Gambia's President-elect Adama Barrow announced on Thursday that he would be sworn into office in the Gambian embassy in Dakar, Senegal. Barrow fled to Senegal after Yahya Jammeh, president of the small West-African nation for 22 years, refused to vacate the position.
Jammeh narrowly lost to Barrow in December's election. The long-ruling leader initially conceded defeat, only to change his mind soon after and refuse to accept the result.
Many West African nations support Barrow's claim to the presidency. Senegal, Nigeria and Ghana in particular have threatened to take military action against Jammeh. Senegal, which surrounds Gambia, has deployed troops to the border. Ghana's president, Nana Akufo-Addo, has pledged to send 205 soldiers to enforce the election results. Nigeria plans to deploy 200 soldiers and fighter jets to Gambia.

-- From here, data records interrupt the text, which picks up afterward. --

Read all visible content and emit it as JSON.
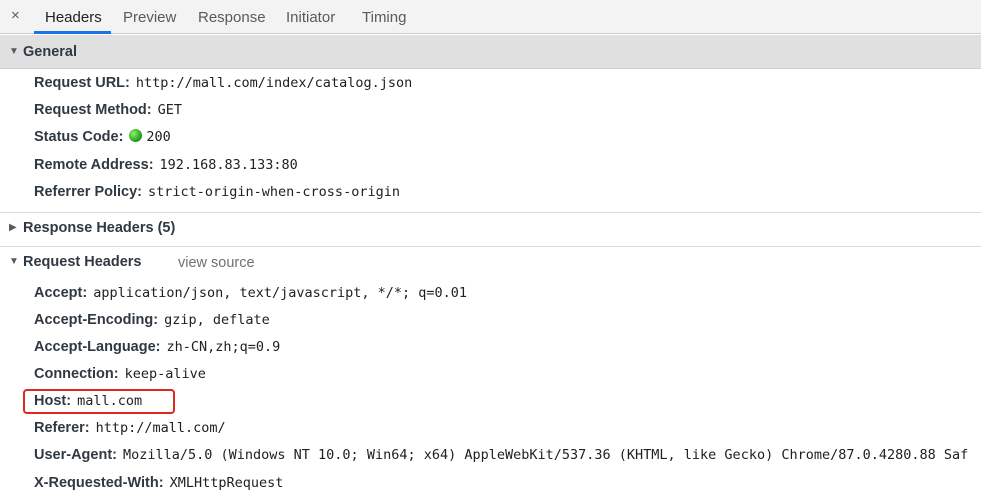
{
  "tabs": {
    "close_glyph": "×",
    "items": [
      "Headers",
      "Preview",
      "Response",
      "Initiator",
      "Timing"
    ],
    "active": "Headers"
  },
  "general": {
    "title": "General",
    "rows": [
      {
        "key": "Request URL:",
        "value": "http://mall.com/index/catalog.json"
      },
      {
        "key": "Request Method:",
        "value": "GET"
      },
      {
        "key": "Status Code:",
        "value": "200"
      },
      {
        "key": "Remote Address:",
        "value": "192.168.83.133:80"
      },
      {
        "key": "Referrer Policy:",
        "value": "strict-origin-when-cross-origin"
      }
    ]
  },
  "response_headers": {
    "title": "Response Headers (5)",
    "expanded": false
  },
  "request_headers": {
    "title": "Request Headers",
    "view_source": "view source",
    "rows": [
      {
        "key": "Accept:",
        "value": "application/json, text/javascript, */*; q=0.01"
      },
      {
        "key": "Accept-Encoding:",
        "value": "gzip, deflate"
      },
      {
        "key": "Accept-Language:",
        "value": "zh-CN,zh;q=0.9"
      },
      {
        "key": "Connection:",
        "value": "keep-alive"
      },
      {
        "key": "Host:",
        "value": "mall.com"
      },
      {
        "key": "Referer:",
        "value": "http://mall.com/"
      },
      {
        "key": "User-Agent:",
        "value": "Mozilla/5.0 (Windows NT 10.0; Win64; x64) AppleWebKit/537.36 (KHTML, like Gecko) Chrome/87.0.4280.88 Saf"
      },
      {
        "key": "X-Requested-With:",
        "value": "XMLHttpRequest"
      }
    ]
  },
  "colors": {
    "accent": "#1a73e8",
    "status_ok": "#1d9a12",
    "highlight_box": "#e0271f"
  }
}
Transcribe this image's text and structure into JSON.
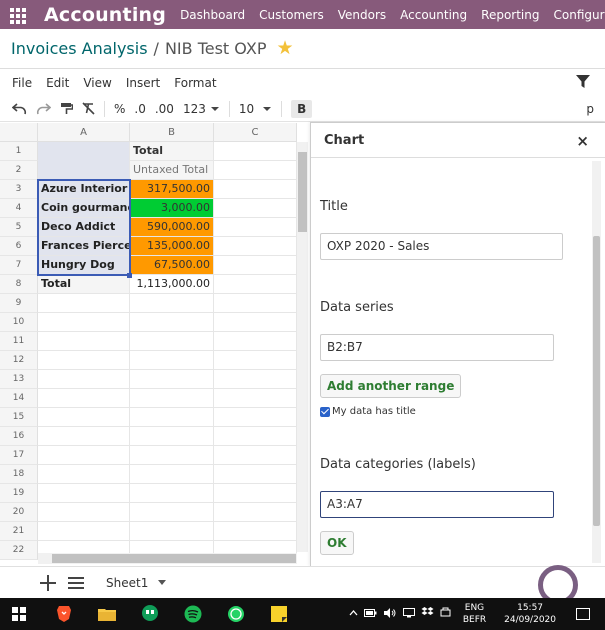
{
  "navbar": {
    "brand": "Accounting",
    "menu": [
      "Dashboard",
      "Customers",
      "Vendors",
      "Accounting",
      "Reporting",
      "Configuration"
    ]
  },
  "breadcrumb": {
    "parent": "Invoices Analysis",
    "separator": "/",
    "current": "NIB Test OXP"
  },
  "menubar": [
    "File",
    "Edit",
    "View",
    "Insert",
    "Format"
  ],
  "toolbar": {
    "percent": "%",
    "dec_less": ".0",
    "dec_more": ".00",
    "format": "123",
    "font_size": "10",
    "bold": "B",
    "overflow": "p"
  },
  "grid": {
    "columns": [
      "A",
      "B",
      "C"
    ],
    "rows": [
      "1",
      "2",
      "3",
      "4",
      "5",
      "6",
      "7",
      "8",
      "9",
      "10",
      "11",
      "12",
      "13",
      "14",
      "15",
      "16",
      "17",
      "18",
      "19",
      "20",
      "21",
      "22"
    ],
    "header_total": "Total",
    "header_untaxed": "Untaxed Total",
    "entries": [
      {
        "name": "Azure Interior",
        "value": "317,500.00"
      },
      {
        "name": "Coin gourmand",
        "value": "3,000.00"
      },
      {
        "name": "Deco Addict",
        "value": "590,000.00"
      },
      {
        "name": "Frances Pierce",
        "value": "135,000.00"
      },
      {
        "name": "Hungry Dog",
        "value": "67,500.00"
      }
    ],
    "total_label": "Total",
    "total_value": "1,113,000.00"
  },
  "colors": {
    "navbar": "#875a7b",
    "orange": "#ff9900",
    "green": "#00cc33",
    "label_bg": "#e1e4ee",
    "header_bg": "#f5f5f5"
  },
  "chart_panel": {
    "title": "Chart",
    "close": "×",
    "title_label": "Title",
    "title_value": "OXP 2020 - Sales",
    "series_label": "Data series",
    "series_value": "B2:B7",
    "add_range": "Add another range",
    "has_title_label": "My data has title",
    "categories_label": "Data categories (labels)",
    "categories_value": "A3:A7",
    "ok": "OK"
  },
  "sheets": {
    "active": "Sheet1"
  },
  "taskbar": {
    "lang_top": "ENG",
    "lang_bottom": "BEFR",
    "time": "15:57",
    "date": "24/09/2020"
  }
}
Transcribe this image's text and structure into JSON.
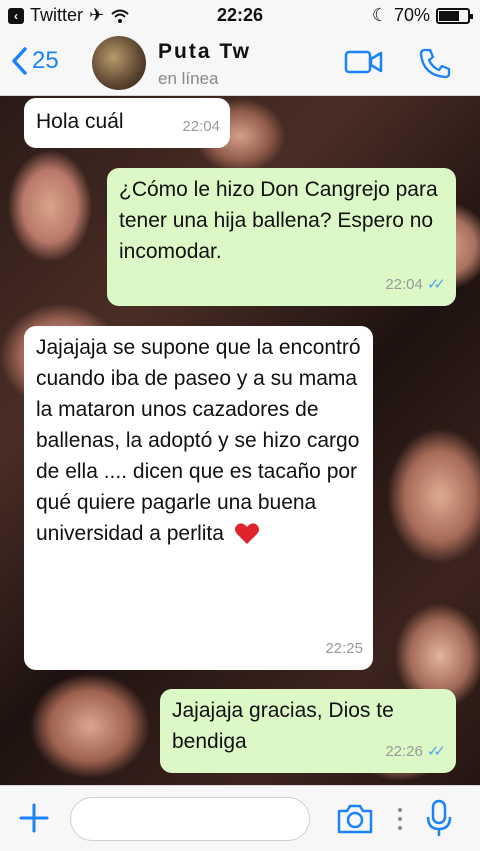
{
  "status_bar": {
    "carrier": "Twitter",
    "time": "22:26",
    "battery": "70%",
    "battery_level": 0.7
  },
  "header": {
    "back_count": "25",
    "contact_name": "Puta  Tw",
    "contact_status": "en línea"
  },
  "messages": [
    {
      "direction": "in",
      "text": "Hola cuál",
      "time": "22:04",
      "read": false
    },
    {
      "direction": "out",
      "text": "¿Cómo le hizo Don Cangrejo para tener una hija ballena? Espero no incomodar.",
      "time": "22:04",
      "read": true
    },
    {
      "direction": "in",
      "text": "Jajajaja se supone que la encontró cuando iba de paseo y a su mama la mataron unos cazadores de ballenas, la adoptó y se hizo cargo de ella .... dicen que es tacaño por qué quiere pagarle una buena universidad a perlita",
      "time": "22:25",
      "read": false,
      "emoji": "heart-icon"
    },
    {
      "direction": "out",
      "text": "Jajajaja gracias, Dios te bendiga",
      "time": "22:26",
      "read": true
    }
  ],
  "input_bar": {
    "placeholder": ""
  },
  "colors": {
    "accent": "#1a82fb",
    "outgoing_bubble": "#dcf8c6",
    "incoming_bubble": "#ffffff",
    "read_ticks": "#4fa6e8",
    "heart": "#e0242e"
  }
}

"If a political solution fails, we will engage," Colonel Abdou Ndiaye, a spokesman for the Senegal army, told news agency AFP.
On Thursday, the UN Security Council is scheduled to debate whether the United Nations should approve a military effort led by Senegal to force Jammeh's resignation. Thousands of Gambians and tourists have already fled the region in anticipation of a possible violent confrontation.

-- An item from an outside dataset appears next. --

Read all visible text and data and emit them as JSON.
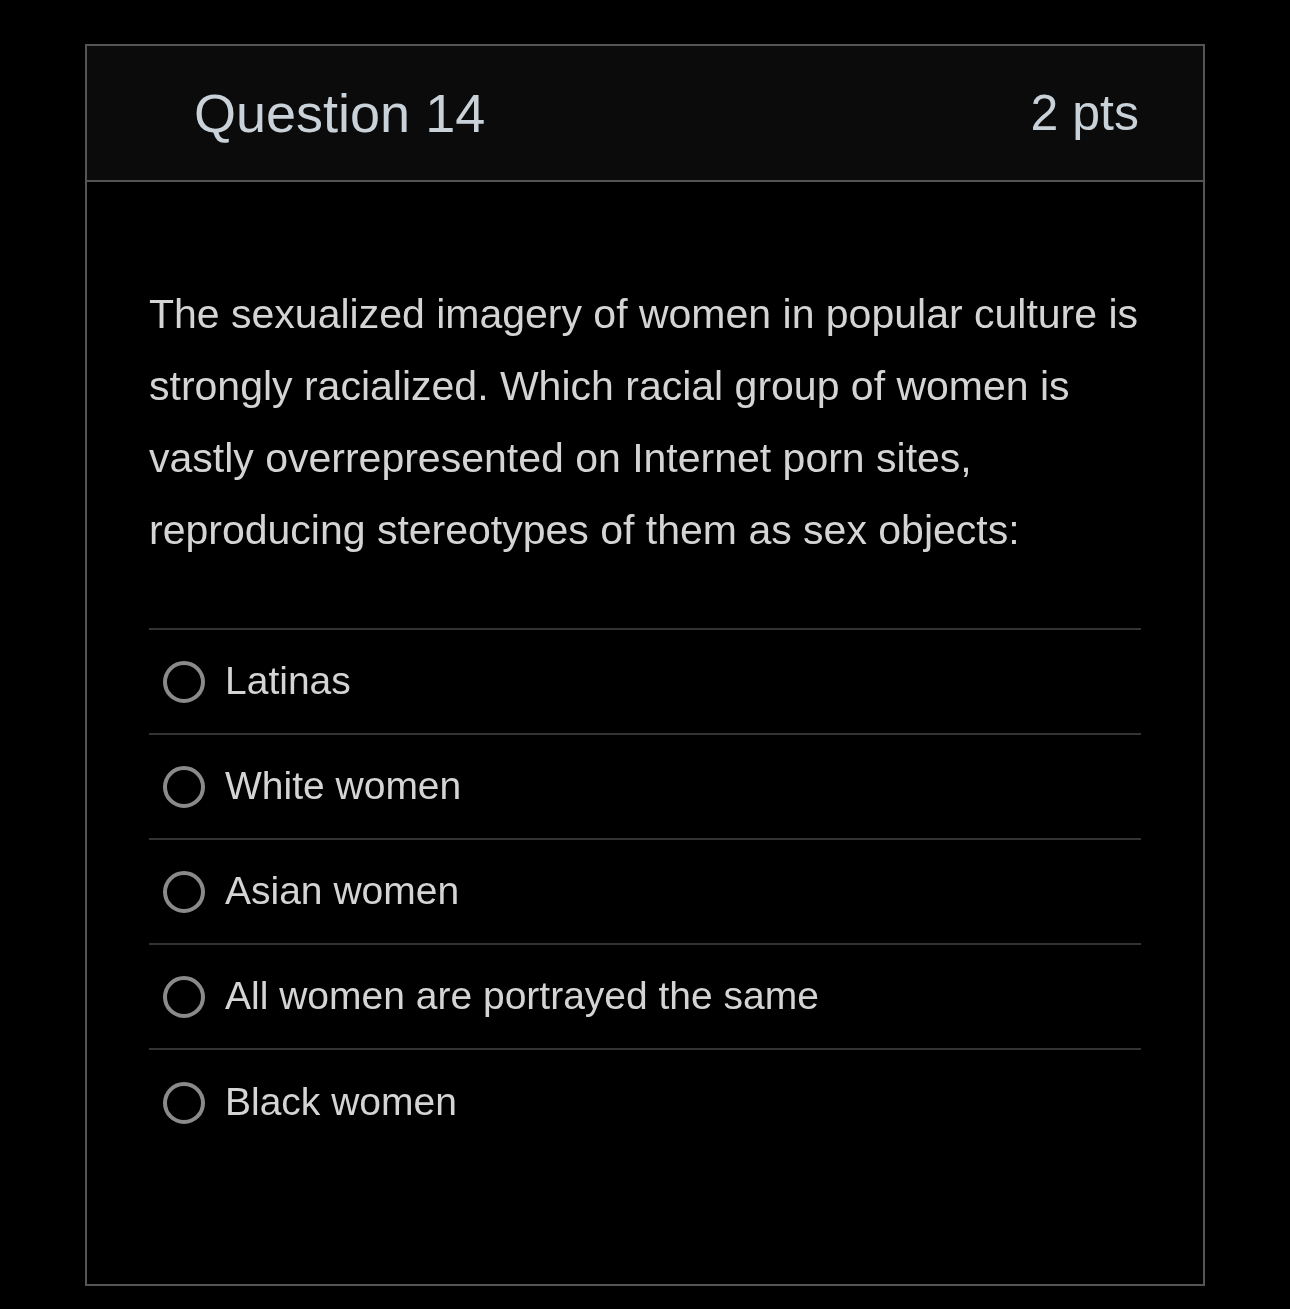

Among rising pressure from the West African community, support for Jammeh's presidency is dwindling. Vice President Isatou Nije Saidy, who was Jammeh's second in command for 20 years, reportedly resigned on Wednesday.
The chief of the Gambian army, Ousman Badjie, said on Wednesday that he would not stand in the way of attempts to remove Jammeh from office. According to news agency dpa, Badjie, along with Inspector General of Police Ousman Sonko, stopped taking commands from Jammeh when his term officially expired on Wednesday at midnight.